If it’s an Article 51, you’d know it, because that’s the one you have to apply for based on a certain number of years of residence and work in Taiwan, or being married to a Taiwanese national, or being a refugee…etc. It’s the new, so-called “open work permit” arrangement. If you’re in a normal bushiban kind of arrangement, it’s probably not an Article 51 (but of course no harm in checking). And if you’re eligible for Article 51 that could open your vistas for different kinds of work (unless, of course, you’re an ordinary garden-variety foreigner, not married or a refugee, in which case you have to apply to each business and they have to guarantee a minimum monthly salary for you in each case – but it could be done, I guess, if everyone wanted it badly enough.)
If you’re in a normal kind of bushiban situation, usually the “hide, hide, they’re published in the newspaper that there’ll be some raids tomorrow” mentality will probably rule.
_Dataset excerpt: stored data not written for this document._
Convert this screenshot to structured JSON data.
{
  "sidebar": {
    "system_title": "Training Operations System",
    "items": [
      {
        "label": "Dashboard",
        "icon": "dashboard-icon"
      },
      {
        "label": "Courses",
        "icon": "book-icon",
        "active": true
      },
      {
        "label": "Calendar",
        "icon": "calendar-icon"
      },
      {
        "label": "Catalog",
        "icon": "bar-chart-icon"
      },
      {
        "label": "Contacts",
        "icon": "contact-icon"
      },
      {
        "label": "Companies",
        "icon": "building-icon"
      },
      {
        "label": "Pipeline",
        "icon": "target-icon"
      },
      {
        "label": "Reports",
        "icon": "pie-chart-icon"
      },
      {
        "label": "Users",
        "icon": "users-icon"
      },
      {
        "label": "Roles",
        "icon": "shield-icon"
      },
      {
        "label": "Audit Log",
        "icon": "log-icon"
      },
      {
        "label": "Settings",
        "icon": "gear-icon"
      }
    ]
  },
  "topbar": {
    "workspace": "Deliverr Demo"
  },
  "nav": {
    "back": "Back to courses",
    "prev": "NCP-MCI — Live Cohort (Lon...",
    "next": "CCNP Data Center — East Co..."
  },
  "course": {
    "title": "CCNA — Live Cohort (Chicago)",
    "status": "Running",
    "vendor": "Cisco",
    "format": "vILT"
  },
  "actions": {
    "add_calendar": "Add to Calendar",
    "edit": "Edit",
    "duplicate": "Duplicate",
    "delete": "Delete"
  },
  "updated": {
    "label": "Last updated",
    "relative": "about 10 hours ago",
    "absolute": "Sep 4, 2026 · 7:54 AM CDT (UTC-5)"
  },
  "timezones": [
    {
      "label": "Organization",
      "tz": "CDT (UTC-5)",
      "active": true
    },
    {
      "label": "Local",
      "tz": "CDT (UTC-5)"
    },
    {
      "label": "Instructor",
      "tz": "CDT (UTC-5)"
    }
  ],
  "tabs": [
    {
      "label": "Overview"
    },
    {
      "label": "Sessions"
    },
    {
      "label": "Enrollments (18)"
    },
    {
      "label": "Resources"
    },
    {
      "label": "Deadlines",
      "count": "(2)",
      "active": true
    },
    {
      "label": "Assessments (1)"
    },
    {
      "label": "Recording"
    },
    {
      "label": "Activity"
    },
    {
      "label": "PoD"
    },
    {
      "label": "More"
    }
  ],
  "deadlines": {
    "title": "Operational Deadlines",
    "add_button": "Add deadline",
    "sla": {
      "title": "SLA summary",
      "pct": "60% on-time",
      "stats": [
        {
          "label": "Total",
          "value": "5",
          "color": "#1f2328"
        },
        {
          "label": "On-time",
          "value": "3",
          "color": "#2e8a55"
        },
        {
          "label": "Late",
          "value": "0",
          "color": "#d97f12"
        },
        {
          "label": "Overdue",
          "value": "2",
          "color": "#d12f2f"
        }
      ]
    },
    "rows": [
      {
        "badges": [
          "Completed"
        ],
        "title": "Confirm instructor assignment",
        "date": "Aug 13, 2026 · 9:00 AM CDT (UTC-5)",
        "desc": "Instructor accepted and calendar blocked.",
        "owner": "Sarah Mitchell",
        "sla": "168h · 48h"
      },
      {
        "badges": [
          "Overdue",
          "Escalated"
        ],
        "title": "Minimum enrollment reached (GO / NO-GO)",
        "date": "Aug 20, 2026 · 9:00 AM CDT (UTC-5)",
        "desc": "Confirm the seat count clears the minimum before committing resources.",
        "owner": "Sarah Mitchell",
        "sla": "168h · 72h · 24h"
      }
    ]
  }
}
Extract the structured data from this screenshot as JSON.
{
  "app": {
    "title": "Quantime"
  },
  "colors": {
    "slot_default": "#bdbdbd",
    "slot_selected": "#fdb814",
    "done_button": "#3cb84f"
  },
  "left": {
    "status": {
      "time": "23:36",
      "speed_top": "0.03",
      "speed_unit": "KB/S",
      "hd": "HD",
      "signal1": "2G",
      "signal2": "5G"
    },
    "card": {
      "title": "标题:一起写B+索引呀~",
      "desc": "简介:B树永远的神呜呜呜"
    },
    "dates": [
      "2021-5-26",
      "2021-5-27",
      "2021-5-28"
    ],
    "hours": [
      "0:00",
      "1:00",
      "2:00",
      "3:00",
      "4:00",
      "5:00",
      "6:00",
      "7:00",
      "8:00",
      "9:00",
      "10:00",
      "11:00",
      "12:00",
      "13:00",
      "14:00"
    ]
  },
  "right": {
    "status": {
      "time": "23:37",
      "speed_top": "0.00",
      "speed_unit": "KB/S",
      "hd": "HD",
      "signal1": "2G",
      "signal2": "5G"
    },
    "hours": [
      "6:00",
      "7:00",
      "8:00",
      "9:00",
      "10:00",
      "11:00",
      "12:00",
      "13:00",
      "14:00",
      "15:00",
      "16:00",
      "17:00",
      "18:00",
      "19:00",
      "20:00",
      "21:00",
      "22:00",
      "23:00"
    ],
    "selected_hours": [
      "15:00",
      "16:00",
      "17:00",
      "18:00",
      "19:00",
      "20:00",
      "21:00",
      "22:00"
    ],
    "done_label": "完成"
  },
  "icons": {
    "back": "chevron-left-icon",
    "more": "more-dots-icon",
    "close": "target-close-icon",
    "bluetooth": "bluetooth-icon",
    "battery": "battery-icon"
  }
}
I guess you have to evaluate the risks for yourself and decide. I’m in that group of people who can’t ever get away with ANYTHING, so I don’t usually go too far on the illegal side with this kind of thing. But your mileage may vary. If you tell the boss that you don’t want to work illegally, he or she just might not quite understand the problem. After all, it’s not really much of a problem for them. You’re the one who stands to get deported. They would probably only be fined, if they didn’t have good enough connections. (I’m not an expert on this stuff, that’s just basically what I’ve heard over the years. Anybody who has better info should certainly chime in.)
galley gong …
The bottom line: Don’t believe anything anyone tells you in Taiwan. Always check the facts.
galley gong …
It’s not necessarily because your boss or friends are lying to you. Yes, indeed, many do lie to you about what is legal for their own benefit. However, many just mean well and tell you what they heard or what a friend they have in the governement said. And particularly true to Chinese culture, people often give you wrong direction because they don’t really know the answer, and thus don’t want to loose face, so they just send you off in some direction. This includes governement officials, policemen, tax office workers, pastors, friends, employers, butchers, bakers and candlestick makers. They just don’t know how to say, “I’m sorry, I don’t know.” … Oh, how I’ve learned the hard way.
galley gong …
In my experience in Tawian, “advice” is almost always false and based on rummor, or simply based on the common law way people do things here, perfectly acceptable to your friend and boss, but more dangerous to you since you are a foreigner who can be disposed of without a second thought.
galley gong …
Be careful and always check your facts!